Challenge
Kenya has performed well in the past decade in terms economic growth, mainly driven by the services sector, both traditional and modern. Expansion in services such as financial intermediation and mobile communications has stimulated demand for other services such as trade. Maximizing the potential of services can continue to spur economic growth, especially given that most formal, high quality jobs are in this sector.

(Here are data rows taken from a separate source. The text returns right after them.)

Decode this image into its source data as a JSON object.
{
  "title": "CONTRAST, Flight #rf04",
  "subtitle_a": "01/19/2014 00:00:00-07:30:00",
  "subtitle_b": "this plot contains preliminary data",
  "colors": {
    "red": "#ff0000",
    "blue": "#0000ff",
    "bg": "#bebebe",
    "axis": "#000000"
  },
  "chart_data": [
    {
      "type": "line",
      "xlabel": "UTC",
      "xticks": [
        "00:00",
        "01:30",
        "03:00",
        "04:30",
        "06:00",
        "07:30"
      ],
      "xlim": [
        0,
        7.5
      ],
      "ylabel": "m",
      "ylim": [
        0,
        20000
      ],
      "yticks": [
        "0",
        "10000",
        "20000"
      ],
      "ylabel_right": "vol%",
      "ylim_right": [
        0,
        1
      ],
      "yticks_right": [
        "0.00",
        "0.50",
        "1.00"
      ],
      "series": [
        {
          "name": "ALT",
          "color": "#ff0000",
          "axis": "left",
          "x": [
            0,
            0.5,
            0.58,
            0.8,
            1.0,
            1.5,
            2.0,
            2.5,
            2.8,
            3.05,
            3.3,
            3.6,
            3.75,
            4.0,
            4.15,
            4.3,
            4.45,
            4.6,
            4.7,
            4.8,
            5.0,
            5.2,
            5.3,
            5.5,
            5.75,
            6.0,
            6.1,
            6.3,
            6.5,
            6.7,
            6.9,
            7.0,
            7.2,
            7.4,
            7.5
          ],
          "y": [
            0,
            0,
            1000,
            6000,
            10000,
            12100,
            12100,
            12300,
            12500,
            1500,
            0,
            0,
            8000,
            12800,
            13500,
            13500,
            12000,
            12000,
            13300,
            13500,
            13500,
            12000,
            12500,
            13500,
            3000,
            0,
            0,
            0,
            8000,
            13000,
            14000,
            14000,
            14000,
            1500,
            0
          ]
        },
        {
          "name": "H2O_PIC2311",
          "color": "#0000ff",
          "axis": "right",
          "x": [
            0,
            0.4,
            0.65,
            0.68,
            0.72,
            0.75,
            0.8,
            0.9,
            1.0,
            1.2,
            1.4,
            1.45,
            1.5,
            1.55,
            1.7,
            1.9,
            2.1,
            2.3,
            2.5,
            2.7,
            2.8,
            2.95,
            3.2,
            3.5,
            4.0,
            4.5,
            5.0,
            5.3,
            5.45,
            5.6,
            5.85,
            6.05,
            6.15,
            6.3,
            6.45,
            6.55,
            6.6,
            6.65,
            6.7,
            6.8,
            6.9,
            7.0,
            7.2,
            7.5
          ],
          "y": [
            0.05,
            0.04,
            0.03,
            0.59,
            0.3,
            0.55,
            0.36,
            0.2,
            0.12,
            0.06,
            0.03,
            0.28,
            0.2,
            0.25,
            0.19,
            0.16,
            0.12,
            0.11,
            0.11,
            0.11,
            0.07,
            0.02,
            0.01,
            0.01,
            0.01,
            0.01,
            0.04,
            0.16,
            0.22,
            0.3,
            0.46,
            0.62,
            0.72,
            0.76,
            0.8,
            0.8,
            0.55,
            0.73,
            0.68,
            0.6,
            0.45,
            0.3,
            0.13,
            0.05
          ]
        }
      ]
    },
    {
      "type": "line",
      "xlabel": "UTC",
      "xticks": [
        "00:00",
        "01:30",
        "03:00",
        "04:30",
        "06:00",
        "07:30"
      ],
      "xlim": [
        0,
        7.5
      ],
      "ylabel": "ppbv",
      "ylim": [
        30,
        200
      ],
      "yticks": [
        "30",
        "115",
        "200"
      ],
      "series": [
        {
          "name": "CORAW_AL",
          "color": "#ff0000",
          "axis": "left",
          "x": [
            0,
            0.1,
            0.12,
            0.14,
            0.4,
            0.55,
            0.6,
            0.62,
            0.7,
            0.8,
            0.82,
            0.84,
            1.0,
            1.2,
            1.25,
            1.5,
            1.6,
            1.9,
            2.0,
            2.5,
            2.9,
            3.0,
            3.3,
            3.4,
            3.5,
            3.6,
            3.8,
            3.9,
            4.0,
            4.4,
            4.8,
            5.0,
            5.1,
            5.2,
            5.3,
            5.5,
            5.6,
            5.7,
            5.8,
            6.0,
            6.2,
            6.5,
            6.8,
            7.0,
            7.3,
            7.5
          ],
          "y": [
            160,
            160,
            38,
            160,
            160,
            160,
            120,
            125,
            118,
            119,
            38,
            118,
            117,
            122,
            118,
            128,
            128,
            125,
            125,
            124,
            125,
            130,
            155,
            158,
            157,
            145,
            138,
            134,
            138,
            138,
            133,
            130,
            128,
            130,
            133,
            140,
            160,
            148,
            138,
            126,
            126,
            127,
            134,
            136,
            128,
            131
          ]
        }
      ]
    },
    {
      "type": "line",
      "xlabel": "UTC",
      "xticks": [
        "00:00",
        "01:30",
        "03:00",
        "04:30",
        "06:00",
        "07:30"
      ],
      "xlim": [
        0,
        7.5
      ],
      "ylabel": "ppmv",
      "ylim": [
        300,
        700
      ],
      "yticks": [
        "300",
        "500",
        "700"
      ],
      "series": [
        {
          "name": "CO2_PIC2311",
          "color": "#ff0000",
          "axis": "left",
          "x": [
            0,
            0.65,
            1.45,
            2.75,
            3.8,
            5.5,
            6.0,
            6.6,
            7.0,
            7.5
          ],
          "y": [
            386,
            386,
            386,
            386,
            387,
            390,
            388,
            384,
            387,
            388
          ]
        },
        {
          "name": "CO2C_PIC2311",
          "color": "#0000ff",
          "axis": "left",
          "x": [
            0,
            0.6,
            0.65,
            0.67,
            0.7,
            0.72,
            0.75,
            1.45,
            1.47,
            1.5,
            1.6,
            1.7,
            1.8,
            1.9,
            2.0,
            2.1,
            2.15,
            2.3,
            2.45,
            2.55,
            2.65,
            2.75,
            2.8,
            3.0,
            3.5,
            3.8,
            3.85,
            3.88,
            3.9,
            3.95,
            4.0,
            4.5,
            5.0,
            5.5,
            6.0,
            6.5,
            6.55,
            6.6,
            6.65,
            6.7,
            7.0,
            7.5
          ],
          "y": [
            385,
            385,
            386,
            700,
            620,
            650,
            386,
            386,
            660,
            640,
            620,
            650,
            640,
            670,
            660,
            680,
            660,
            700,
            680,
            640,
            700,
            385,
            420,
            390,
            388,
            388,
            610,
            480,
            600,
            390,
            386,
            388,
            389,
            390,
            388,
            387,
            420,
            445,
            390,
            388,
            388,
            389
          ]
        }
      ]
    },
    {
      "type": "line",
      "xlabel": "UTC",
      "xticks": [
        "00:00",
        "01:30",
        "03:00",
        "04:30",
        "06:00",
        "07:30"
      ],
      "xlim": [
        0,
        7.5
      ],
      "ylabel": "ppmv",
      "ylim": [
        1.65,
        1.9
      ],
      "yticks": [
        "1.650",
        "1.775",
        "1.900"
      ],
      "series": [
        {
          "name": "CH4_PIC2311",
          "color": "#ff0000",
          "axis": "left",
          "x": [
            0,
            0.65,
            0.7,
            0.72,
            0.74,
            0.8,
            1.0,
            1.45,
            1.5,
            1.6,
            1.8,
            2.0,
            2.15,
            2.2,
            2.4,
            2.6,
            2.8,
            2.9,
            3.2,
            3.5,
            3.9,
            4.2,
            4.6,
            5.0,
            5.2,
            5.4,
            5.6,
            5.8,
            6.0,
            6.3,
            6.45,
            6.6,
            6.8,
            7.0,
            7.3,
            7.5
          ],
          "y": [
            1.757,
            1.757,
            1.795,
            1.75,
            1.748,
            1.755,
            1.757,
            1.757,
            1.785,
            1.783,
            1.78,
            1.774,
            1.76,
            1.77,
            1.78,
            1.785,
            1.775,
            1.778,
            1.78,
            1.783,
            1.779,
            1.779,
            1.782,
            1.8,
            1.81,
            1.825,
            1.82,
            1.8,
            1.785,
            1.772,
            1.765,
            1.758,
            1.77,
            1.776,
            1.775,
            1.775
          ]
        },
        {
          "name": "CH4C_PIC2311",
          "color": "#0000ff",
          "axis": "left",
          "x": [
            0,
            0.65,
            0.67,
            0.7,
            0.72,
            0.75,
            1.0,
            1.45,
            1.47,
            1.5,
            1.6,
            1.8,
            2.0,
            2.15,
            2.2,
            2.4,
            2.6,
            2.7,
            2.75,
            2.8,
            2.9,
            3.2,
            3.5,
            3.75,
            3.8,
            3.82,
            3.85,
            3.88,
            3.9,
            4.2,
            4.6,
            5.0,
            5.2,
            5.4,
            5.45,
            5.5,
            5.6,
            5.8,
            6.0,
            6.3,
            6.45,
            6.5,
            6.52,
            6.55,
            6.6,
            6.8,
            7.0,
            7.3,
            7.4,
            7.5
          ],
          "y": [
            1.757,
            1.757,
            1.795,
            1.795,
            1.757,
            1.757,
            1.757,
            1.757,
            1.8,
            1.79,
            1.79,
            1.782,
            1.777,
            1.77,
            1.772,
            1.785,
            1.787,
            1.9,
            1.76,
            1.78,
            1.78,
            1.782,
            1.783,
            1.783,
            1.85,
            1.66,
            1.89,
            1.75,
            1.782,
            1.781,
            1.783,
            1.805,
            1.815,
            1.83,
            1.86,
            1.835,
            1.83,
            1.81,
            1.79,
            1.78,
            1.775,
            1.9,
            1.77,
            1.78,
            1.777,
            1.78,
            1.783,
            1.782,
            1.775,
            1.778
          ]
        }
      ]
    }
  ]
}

Agriculture, which still contributes to more than quarter of the economy (and employs most of the rural poor) and manufacturing have stagnated. Due to the stagnation, agriculture and manufacturing have not been able to create enough jobs for Kenya’s growing working population. Most of the jobs are created by the informal economy and are concentrated in the low productivity segments of hospitality, trade, etc. Improving the ease of doing business is one way toward job creation and higher productivity in the manufacturing sector. There is still a need for creating job opportunities for the rural poor for poverty reduction and achieving shared prosperity. Reviving agriculture remains the pathway for poverty reduction.
Other development challenges include maintaining macroeconomic stability to boost savings and investments; continuing to build Kenya’s energy and transport infrastructure to ease costs of doing business and improvement competitiveness; ensuring efficiency in public investment management process and better execution; tackling the issue of perceived petty and grand corruption; and addressing security challenges posed by the terrorist group Al Shabaab.
Approach
The World Bank Group’s (WBG) program of support for the medium term, FY2014 to FY2018, addresses Kenya’s development challenges through three areas of engagement: competitiveness and sustainability, protecting the vulnerable and helping them develop their potential, and (iii) building consistency and equity. Connecting the three areas is a platform of garnering good governance. A selective test was used to determine the three domains, the sectors within each domain, and to make trade-offs between particular operations and Advisory Services and Analytics (ASA). Support is provided through a portfolio of projects and knowledge products, leveraging comparative advantages of each of the three institutions – International Development Association (IDA)/International Finance Corporation (IFC)/Multilateral Investment Guarantee Agency (MIGA) and other development partners. Working as one WBG has helped to attract financing in the energy sector, while partnerships/trust funds with other donors have funded interventions in health, education, social protection, and access to clean water, sanitation services and electricity (more than 150,000 households in informal settlements connected to electricity).